The FBI claims they have dismantled the leadership of the international hacktivist collective known as Anonymous, apparently unaware that the collective is without leaders.
In a report released Aug. 21 by Huffington Post, Austin P. Berglas, assistant special agent in charge of the FBI's cyber division in New York, claims the arrests last year of five members of Lulz Security, an influential splinter group of hackers, had a "huge deterrent effect" on Anonymous by creating an "added layer of distrust" within the hacking group. Berglas also references the arrest of Hector Monsegur, aka "Sabu," the one-time Anonymous enthusiast turned FBI informant who betrayed the Anonymous collective.

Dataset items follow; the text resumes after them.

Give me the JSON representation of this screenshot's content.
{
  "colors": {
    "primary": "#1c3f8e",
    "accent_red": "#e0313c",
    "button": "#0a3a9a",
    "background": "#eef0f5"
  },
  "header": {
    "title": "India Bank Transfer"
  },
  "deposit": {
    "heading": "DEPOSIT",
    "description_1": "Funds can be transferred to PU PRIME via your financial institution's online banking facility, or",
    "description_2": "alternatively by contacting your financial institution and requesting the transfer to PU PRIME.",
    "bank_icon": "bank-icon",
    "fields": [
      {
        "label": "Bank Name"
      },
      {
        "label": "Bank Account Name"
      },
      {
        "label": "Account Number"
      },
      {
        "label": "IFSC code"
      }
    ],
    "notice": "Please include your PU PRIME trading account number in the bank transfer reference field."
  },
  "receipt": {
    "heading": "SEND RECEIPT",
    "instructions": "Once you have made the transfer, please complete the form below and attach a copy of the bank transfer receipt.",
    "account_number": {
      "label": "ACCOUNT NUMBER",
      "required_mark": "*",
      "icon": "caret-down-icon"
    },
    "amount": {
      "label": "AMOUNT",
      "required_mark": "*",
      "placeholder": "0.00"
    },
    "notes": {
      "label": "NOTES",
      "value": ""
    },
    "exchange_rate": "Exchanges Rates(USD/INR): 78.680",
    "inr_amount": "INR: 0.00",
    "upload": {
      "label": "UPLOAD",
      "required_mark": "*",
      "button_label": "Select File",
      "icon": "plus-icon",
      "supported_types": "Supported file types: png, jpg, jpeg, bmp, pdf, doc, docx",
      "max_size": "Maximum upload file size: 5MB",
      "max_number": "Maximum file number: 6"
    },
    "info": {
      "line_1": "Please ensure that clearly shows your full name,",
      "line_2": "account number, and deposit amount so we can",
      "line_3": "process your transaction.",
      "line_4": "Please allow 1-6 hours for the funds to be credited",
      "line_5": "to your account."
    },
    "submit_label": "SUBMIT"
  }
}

"The movement is still there, and they're still yacking on Twitter and posting things, but you don't hear about these guys coming forward with those large breaches," Berglas told the Huffington Post.
However, claims of dismantling Anonymous seem to be a bit of wishful thinking, if not simply false. Large-scale Anonymous operations have been carried out as recently as July, when Anonymous hacktivists liberated information taken from a server used by the Federal Emergency Management Agency.
Indeed, last June, Anonymous disabled the National Security Agency’s website, and trolled their “impressive surveillance apparatus” with “keywords of terror” as part of Operation Troll the NSA (#OpTrollTheNSA).
Believing that Anonymous could be “dismantled” by the arrest of a few Anonymous enthusiasts demonstrates a failure to understand the nature of Anonymous. Anonymous is free of hierarchical leadership structure. Hence, no one press release, no one statement, no one person, no one group of persons, speaks for all who pledge allegiance to the Anonymous collective. Indeed, the idea that Anonymous is a group, insofar as a group is a static thing, is itself misleading. Anonymous is fluid.
Anonymous is a headless monster in the service of justice, an online pool of consciousness engaged in transformative civil disobedience, a hive-mind. And Anonymous is alive and well. Despite the wishful thinking from FBI agent Berglas, one cannot arrest an idea - ideas are bulletproof.